Warum?« Dann fiel sein Blick auf Tatiana. »Und du auch?« Er hob erneut den Schläger und schwang ihn in Tatianas Richtung.
    Jackson stürzte sich auf sie, ein ziemlich ungeschicktes Rugbymanöver, versuchte, sie zu Boden zu werfen und mit seinem Körper abzuschirmen. Terence Smith traf ihn im Sprung mit einem heftigen Schlag gegen die Taille, und Jacksons Oberkörper kippte vornüber, als hinge er an einer Angel, und er fiel auf den Teppich. Ein schöner Teppich, wie er bemerkte, einer dieser dicken chinesischen Teppiche mit einem Muster, das wie gemeißelt scheint. Er sah es aus nächster Nähe. Wenn er den Kopf ein wenig drehte, unter großen Mühen und Schmerzen, sah er auch Martin – der immer noch zielsicher auf das Haus zuging, den Arm ausgestreckt, als würde er einen Kavallerieangriff leiten. Am Ende des Arms befand sich seine Hand (was zu hoffen stand), und in seiner Hand befand sich eine Waffe. Die Welrod. Die Welrod, über die Jackson sich gewundert hatte, als Martin sie am Morgen erwähnte.

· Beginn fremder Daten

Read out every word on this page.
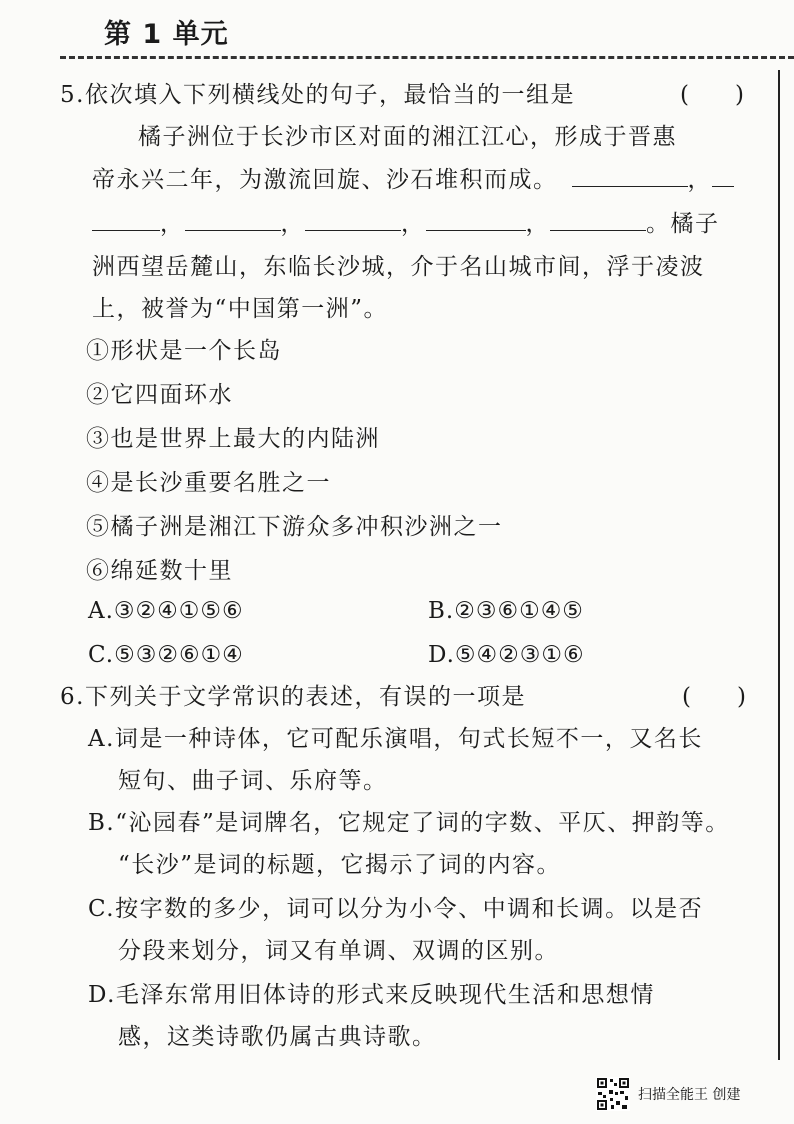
第 1 单元
5.依次填入下列横线处的句子，最恰当的一组是	(　　)
橘子洲位于长沙市区对面的湘江江心，形成于晋惠
帝永兴二年，为激流回旋、沙石堆积而成。	，
，	，	，	，	。橘子
洲西望岳麓山，东临长沙城，介于名山城市间，浮于凌波
上，被誉为“中国第一洲”。
①形状是一个长岛
②它四面环水
③也是世界上最大的内陆洲
④是长沙重要名胜之一
⑤橘子洲是湘江下游众多冲积沙洲之一
⑥绵延数十里
A.③②④①⑤⑥	B.②③⑥①④⑤
C.⑤③②⑥①④	D.⑤④②③①⑥
6.下列关于文学常识的表述，有误的一项是	(　　)
A.词是一种诗体，它可配乐演唱，句式长短不一，又名长
短句、曲子词、乐府等。
B.“沁园春”是词牌名，它规定了词的字数、平仄、押韵等。
“长沙”是词的标题，它揭示了词的内容。
C.按字数的多少，词可以分为小令、中调和长调。以是否
分段来划分，词又有单调、双调的区别。
D.毛泽东常用旧体诗的形式来反映现代生活和思想情
感，这类诗歌仍属古典诗歌。
扫描全能王 创建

    Jackson dachte: Na gut, okay, entworfen für einen verdeckten Nahschuss, aber auch auf einige Entfernung tödlich, allerdings nur in den Händen von jemandem, der schießen konnte. Und man hatte nur einen Schuss, weil man entweder tot oder verhaftet war, bis man wieder geladen hatte. Und Martin war, seien wir ehrlich, ein Stümper, und deshalb zwangsläufig auch ein miserabler Schütze.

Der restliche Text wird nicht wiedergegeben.